Background (2) • There is a clear need to make access to these datasets easier • Users shouldn’t have to know details of how data are stored • Hence development of GADS (Grid Access Data Service) • Developed as part of GODIVA project • Grid for Ocean Diagnostics, Interactive Visualisation and Analysis • NERC e-Science pilot project • Originally developed by Woolf et al (2003) • Allows richer queries and more flexibility than DODS standard • Although we plan to implement a DODS translation layer
GODIVA Web Portal • Allows users to interactively select data for download using a GUI • Users can create movies on the fly • cf. Live Access Server
Advantages of GADS • User’s don’t need to know anything about storage details • Can expose data with conventional names without changing data files • Users can choose their preferred data format, irrespective of how data are stored • Behaves as aggregation server • Delivers single file, even if original data spanned several files • Deployed as a Web Service • Can be called from any platform/language • Can be called programmatically (easily incorporated into larger systems), workflows • Java / Apache Axis / Tomcat
GADS Web Service dataQuery dataRequest MetadataInterface Client Metadata Manager Utility META- DATA DATA FILES Architecture
GADS Methods • dataQuery() is used for querying the data holdings • “What datasets are there?” • “What variables are there in the dataset X?” • dataRequest() is used for downloading data • User can choose the data format • Can easily download subsets of data • Uses start-stride-count semantics (familiar in community) • dataRequestNatural() • Same as dataRequest() but in natural units (degrees, metres …)

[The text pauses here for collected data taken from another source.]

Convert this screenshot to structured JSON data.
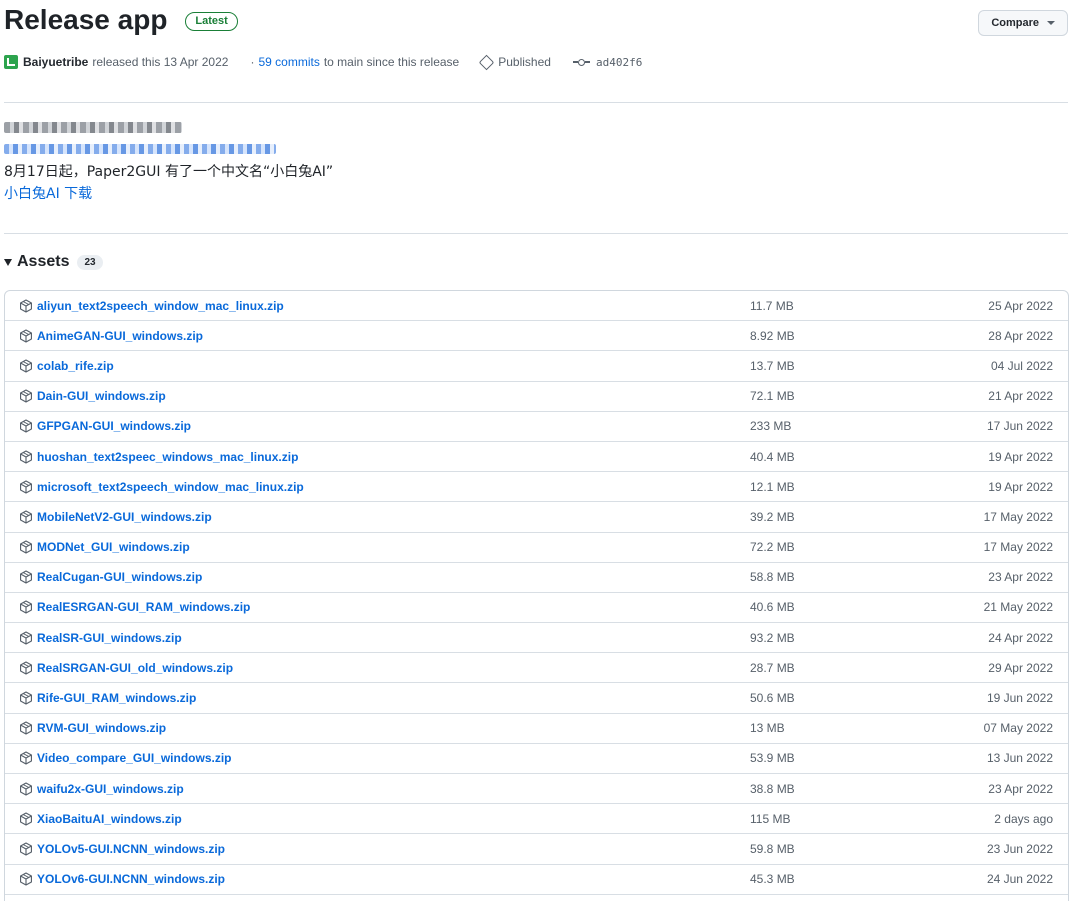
{
  "release": {
    "title": "Release app",
    "latest_badge": "Latest",
    "compare_label": "Compare"
  },
  "meta": {
    "author": "Baiyuetribe",
    "released_text": "released this 13 Apr 2022",
    "commits_prefix": "·",
    "commits_link": "59 commits",
    "commits_suffix": "to main since this release",
    "tag_label": "Published",
    "commit_hash": "ad402f6"
  },
  "notes": {
    "line1": "8月17日起，Paper2GUI 有了一个中文名“小白兔AI”",
    "link": "小白兔AI 下载"
  },
  "assets": {
    "label": "Assets",
    "count": "23",
    "items": [
      {
        "name": "aliyun_text2speech_window_mac_linux.zip",
        "size": "11.7 MB",
        "date": "25 Apr 2022"
      },
      {
        "name": "AnimeGAN-GUI_windows.zip",
        "size": "8.92 MB",
        "date": "28 Apr 2022"
      },
      {
        "name": "colab_rife.zip",
        "size": "13.7 MB",
        "date": "04 Jul 2022"
      },
      {
        "name": "Dain-GUI_windows.zip",
        "size": "72.1 MB",
        "date": "21 Apr 2022"
      },
      {
        "name": "GFPGAN-GUI_windows.zip",
        "size": "233 MB",
        "date": "17 Jun 2022"
      },
      {
        "name": "huoshan_text2speec_windows_mac_linux.zip",
        "size": "40.4 MB",
        "date": "19 Apr 2022"
      },
      {
        "name": "microsoft_text2speech_window_mac_linux.zip",
        "size": "12.1 MB",
        "date": "19 Apr 2022"
      },
      {
        "name": "MobileNetV2-GUI_windows.zip",
        "size": "39.2 MB",
        "date": "17 May 2022"
      },
      {
        "name": "MODNet_GUI_windows.zip",
        "size": "72.2 MB",
        "date": "17 May 2022"
      },
      {
        "name": "RealCugan-GUI_windows.zip",
        "size": "58.8 MB",
        "date": "23 Apr 2022"
      },
      {
        "name": "RealESRGAN-GUI_RAM_windows.zip",
        "size": "40.6 MB",
        "date": "21 May 2022"
      },
      {
        "name": "RealSR-GUI_windows.zip",
        "size": "93.2 MB",
        "date": "24 Apr 2022"
      },
      {
        "name": "RealSRGAN-GUI_old_windows.zip",
        "size": "28.7 MB",
        "date": "29 Apr 2022"
      },
      {
        "name": "Rife-GUI_RAM_windows.zip",
        "size": "50.6 MB",
        "date": "19 Jun 2022"
      },
      {
        "name": "RVM-GUI_windows.zip",
        "size": "13 MB",
        "date": "07 May 2022"
      },
      {
        "name": "Video_compare_GUI_windows.zip",
        "size": "53.9 MB",
        "date": "13 Jun 2022"
      },
      {
        "name": "waifu2x-GUI_windows.zip",
        "size": "38.8 MB",
        "date": "23 Apr 2022"
      },
      {
        "name": "XiaoBaituAI_windows.zip",
        "size": "115 MB",
        "date": "2 days ago"
      },
      {
        "name": "YOLOv5-GUI.NCNN_windows.zip",
        "size": "59.8 MB",
        "date": "23 Jun 2022"
      },
      {
        "name": "YOLOv6-GUI.NCNN_windows.zip",
        "size": "45.3 MB",
        "date": "24 Jun 2022"
      }
    ]
  },
  "colors": {
    "link": "#0969da",
    "latest": "#1a7f37",
    "muted": "#57606a"
  }
}
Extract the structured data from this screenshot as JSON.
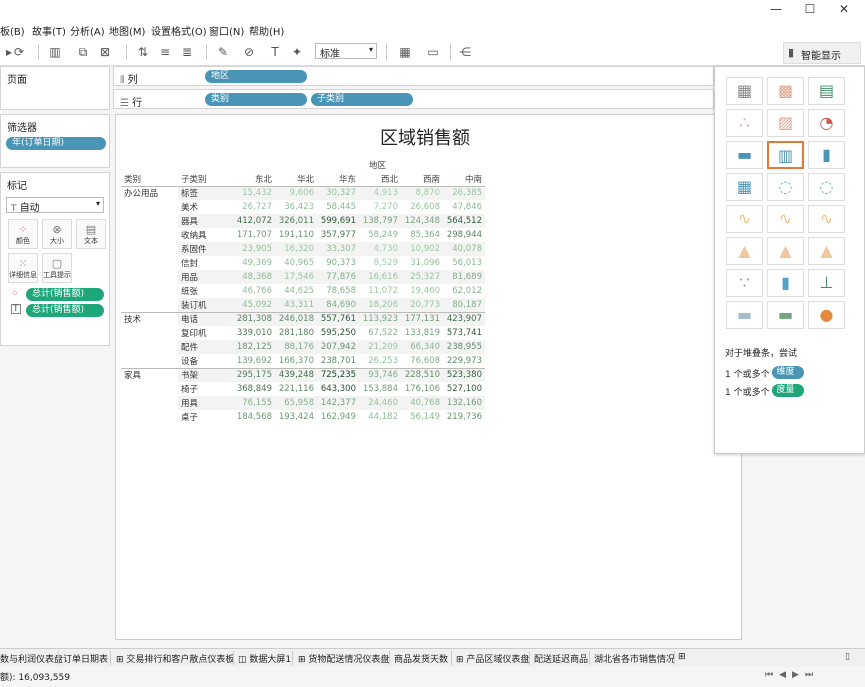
{
  "menu": [
    "板(B)",
    "故事(T)",
    "分析(A)",
    "地图(M)",
    "设置格式(O)",
    "窗口(N)",
    "帮助(H)"
  ],
  "toolbar": {
    "mark_dropdown": "标准",
    "smart_show": "智能显示"
  },
  "panels": {
    "pages": "页面",
    "filters": "筛选器",
    "marks": "标记",
    "filter_pill": "年(订单日期)"
  },
  "marks": {
    "type": "自动",
    "buttons": [
      "颜色",
      "大小",
      "文本",
      "详细信息",
      "工具提示"
    ],
    "pills": [
      "总计(销售额)",
      "总计(销售额)"
    ]
  },
  "shelves": {
    "columns_label": "列",
    "rows_label": "行",
    "columns_pills": [
      "地区"
    ],
    "rows_pills": [
      "类别",
      "子类别"
    ]
  },
  "view": {
    "title": "区域销售额",
    "col_group_header": "地区",
    "row_headers": [
      "类别",
      "子类别"
    ],
    "regions": [
      "东北",
      "华北",
      "华东",
      "西北",
      "西南",
      "中南"
    ],
    "categories": [
      {
        "name": "办公用品",
        "rows": [
          {
            "sub": "标签",
            "vals": [
              "15,432",
              "9,606",
              "30,327",
              "4,913",
              "8,870",
              "26,385"
            ]
          },
          {
            "sub": "美术",
            "vals": [
              "26,727",
              "36,423",
              "58,445",
              "7,270",
              "26,608",
              "47,846"
            ]
          },
          {
            "sub": "器具",
            "vals": [
              "412,072",
              "326,011",
              "599,691",
              "138,797",
              "124,348",
              "564,512"
            ]
          },
          {
            "sub": "收纳具",
            "vals": [
              "171,707",
              "191,110",
              "357,977",
              "58,249",
              "85,364",
              "298,944"
            ]
          },
          {
            "sub": "系固件",
            "vals": [
              "23,905",
              "16,320",
              "33,307",
              "4,730",
              "10,902",
              "40,078"
            ]
          },
          {
            "sub": "信封",
            "vals": [
              "49,369",
              "40,965",
              "90,373",
              "8,529",
              "31,096",
              "56,013"
            ]
          },
          {
            "sub": "用品",
            "vals": [
              "48,368",
              "17,546",
              "77,876",
              "16,616",
              "25,327",
              "81,689"
            ]
          },
          {
            "sub": "纸张",
            "vals": [
              "46,766",
              "44,625",
              "78,658",
              "11,072",
              "19,460",
              "62,012"
            ]
          },
          {
            "sub": "装订机",
            "vals": [
              "45,092",
              "43,311",
              "84,690",
              "18,206",
              "20,773",
              "80,187"
            ]
          }
        ]
      },
      {
        "name": "技术",
        "rows": [
          {
            "sub": "电话",
            "vals": [
              "281,308",
              "246,018",
              "557,761",
              "113,923",
              "177,131",
              "423,907"
            ]
          },
          {
            "sub": "复印机",
            "vals": [
              "339,010",
              "281,180",
              "595,250",
              "67,522",
              "133,819",
              "573,741"
            ]
          },
          {
            "sub": "配件",
            "vals": [
              "182,125",
              "88,176",
              "207,942",
              "21,209",
              "66,340",
              "238,955"
            ]
          },
          {
            "sub": "设备",
            "vals": [
              "139,692",
              "166,370",
              "238,701",
              "26,253",
              "76,608",
              "229,973"
            ]
          }
        ]
      },
      {
        "name": "家具",
        "rows": [
          {
            "sub": "书架",
            "vals": [
              "295,175",
              "439,248",
              "725,235",
              "93,746",
              "228,510",
              "523,380"
            ]
          },
          {
            "sub": "椅子",
            "vals": [
              "368,849",
              "221,116",
              "643,300",
              "153,884",
              "176,106",
              "527,100"
            ]
          },
          {
            "sub": "用具",
            "vals": [
              "76,155",
              "65,958",
              "142,377",
              "24,460",
              "40,768",
              "132,160"
            ]
          },
          {
            "sub": "桌子",
            "vals": [
              "184,568",
              "193,424",
              "162,949",
              "44,182",
              "56,149",
              "219,736"
            ]
          }
        ]
      }
    ]
  },
  "showme": {
    "hint": "对于堆叠条，尝试",
    "req1_prefix": "1 个或多个",
    "req1_pill": "维度",
    "req2_prefix": "1 个或多个",
    "req2_pill": "度量"
  },
  "tabs": [
    "数与利润仪表盘",
    "订单日期表",
    "交易排行和客户散点仪表板",
    "数据大屏1",
    "货物配送情况仪表盘",
    "商品发货天数",
    "产品区域仪表盘",
    "配送延迟商品",
    "湖北省各市销售情况"
  ],
  "status": {
    "sum": "额): 16,093,559"
  },
  "colors": {
    "pill_dim": "#4a95b5",
    "pill_measure": "#1fa67a",
    "selected_chart": "#e07a3b"
  }
}
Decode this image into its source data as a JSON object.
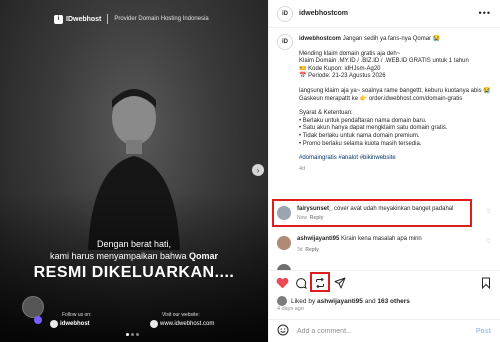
{
  "media": {
    "brand_name": "IDwebhost",
    "brand_tagline": "Provider Domain Hosting Indonesia",
    "caption_line1": "Dengan berat hati,",
    "caption_line2_prefix": "kami harus menyampaikan bahwa ",
    "caption_line2_bold": "Qomar",
    "headline": "RESMI DIKELUARKAN....",
    "follow_label": "Follow us on:",
    "follow_brand": "idwebhost",
    "visit_label": "Visit our website:",
    "visit_url": "www.idwebhost.com",
    "slide_count": 3,
    "active_slide": 1
  },
  "post": {
    "username": "idwebhostcom",
    "caption_user": "idwebhostcom",
    "caption_intro": "Jangan sedih ya fans-nya Qomar 😭",
    "caption_lines": [
      "Mending klaim domain gratis aja deh~",
      "Klaim Domain .MY.ID / .BIZ.ID / .WEB.ID GRATIS untuk 1 tahun",
      "🎫 Kode Kupon: idHJsm-Ag20",
      "📅 Periode: 21-23 Agustus 2026",
      "",
      "langsung klaim aja ya~ soalnya rame bangettt, keburu kuotanya abis 😭",
      "Gaskeun merapattt ke 👉 order.idwebhost.com/domain-gratis",
      "",
      "Syarat & Ketentuan:",
      "• Berlaku untuk pendaftaran nama domain baru.",
      "• Satu akun hanya dapat mengklaim satu domain gratis.",
      "• Tidak berlaku untuk nama domain premium.",
      "• Promo berlaku selama kuota masih tersedia."
    ],
    "hashtags": "#domaingratis #analot #bikinwebsite",
    "caption_age": "4d"
  },
  "comments": [
    {
      "user": "fairysunset_",
      "text": "cover avat udah meyakinkan banget padahal",
      "age": "Now",
      "reply": "Reply"
    },
    {
      "user": "ashwijayanti95",
      "text": "Kirain kena masalah apa minn",
      "age": "3d",
      "reply": "Reply"
    },
    {
      "user": "",
      "text": "",
      "age": "",
      "reply": ""
    }
  ],
  "likes": {
    "prefix": "Liked by",
    "user": "ashwijayanti95",
    "middle": "and",
    "others": "163 others",
    "age": "4 days ago"
  },
  "add_comment": {
    "placeholder": "Add a comment...",
    "post_label": "Post"
  },
  "icons": [
    "more-icon",
    "heart-icon",
    "comment-icon",
    "repost-icon",
    "share-icon",
    "bookmark-icon",
    "emoji-icon"
  ],
  "colors": {
    "highlight": "#e01d1d",
    "like_red": "#ed4956",
    "link_blue": "#00376b",
    "post_blue": "#a7c6f2"
  }
}
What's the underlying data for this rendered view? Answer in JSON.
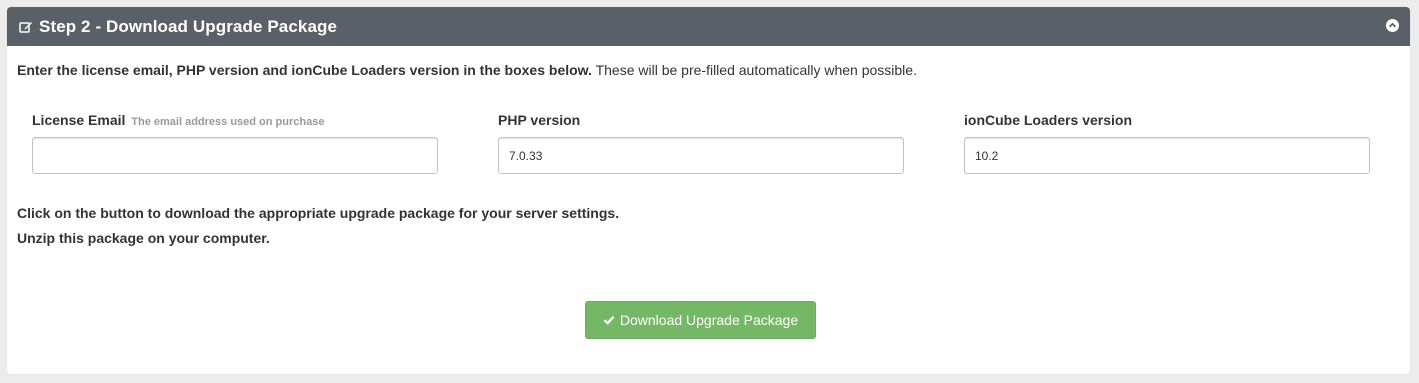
{
  "panel": {
    "title": "Step 2 - Download Upgrade Package",
    "icons": {
      "title": "edit-icon",
      "collapse": "chevron-up-circle-icon"
    },
    "header_color": "#5a6067"
  },
  "intro": {
    "bold": "Enter the license email, PHP version and ionCube Loaders version in the boxes below.",
    "normal": " These will be pre-filled automatically when possible."
  },
  "fields": {
    "email": {
      "label": "License Email",
      "hint": "The email address used on purchase",
      "value": ""
    },
    "php": {
      "label": "PHP version",
      "value": "7.0.33"
    },
    "ioncube": {
      "label": "ionCube Loaders version",
      "value": "10.2"
    }
  },
  "notes": {
    "line1": "Click on the button to download the appropriate upgrade package for your server settings.",
    "line2": "Unzip this package on your computer."
  },
  "button": {
    "label": "Download Upgrade Package",
    "icon": "check-icon",
    "color": "#74b866"
  }
}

dataQuery – examples of use • dataQuery(dataset, variable, axis) – general form • dataQuery(“”, “”, “”) – gets all dataset names in the catalogue • dataQuery(“FOAM_NINTH”, “”, “”) – gets all the variable names in the FOAM_NINTH dataset • dataQuery(“FOAM_NINTH”, “temperature”, “”) – gets the details of the grid for the temperature variable • dataQuery(“FOAM_NINTH”, “temperature”, “z”) – gets all values that the z coordinate can take • dataQuery(“”, “temperature”, “”) – gets all datasets that contain the “temperature” variable
dataRequest – example of use • dataRequest(“FOAM_NINTH”, “temperature”, “CDF”, “t”, 0, 1, 20, “z”, 0, 1, -1, “y”, 100, 4, 400, “x”, 300, 4, 600) • dataRequestNatural(“FOAM_NINTH”, “temp”, “CDF”, “t”, “2004-06-01 00:00:00”, “2004-06-22 00:00:00”, “z”, “0”, “10”, “y”, “42”, “64”, “x”, “-26”, “9”) • Returns URL to extracted dataset
Metadata manager (in progress) e.g. Adding a dataset – can “harvest” metadata from netCDF file headers
Limitations • Assumes one timestep per file • Hence doesn’t handle timeseries well • Long queries can cause problems (synchronous) • Needs a queuing system • Rotated grids a problem (esp. for dataRequestNatural()) • Could have richer metadata queries
Application: Search and Rescue • Search And Rescue Information System (SARIS) • British Maritime Technology (BMT) • Used by Coastguard to locate people who have fallen overboard • Runs a model using wind and surface current data • Forecasts where person will be by the time rescue arrives • By incorporating GADS, SARIS can consume up-to-date Met Office forecasts on demand. • Should improve quality of prediction
Spatial Databases • Database systems now including capability for storing geospatial data • IBM Informix, Oracle 10g, PostgreSQL, mySQL … • ReSC is evaluating some of these • Informix with Grid DataBlade looks promising (www.barrodale.com) • We need capability to store raster data (i.e. gridded data) • Many only store vector data • Gotcha – some vendors use “raster” to mean “photograph”, not “model data” • We also need to store 3-D data • Some only have native understanding of 2-D data
Future plans • Interact more with GIS community • There are already some relevant initiatives out there (e.g. MarineGIS) • Use of databases may help (some are OGC compliant) • But have problem that GIS tends to talk in 2-D • Develop DODS (=OpenDAP) layer • Encourage others to install GADS • We don’t want to hold lots of data in Reading! • POL, Met Office, ECMWF all expressed interest • Software needs “hardening” first… • Find more applications!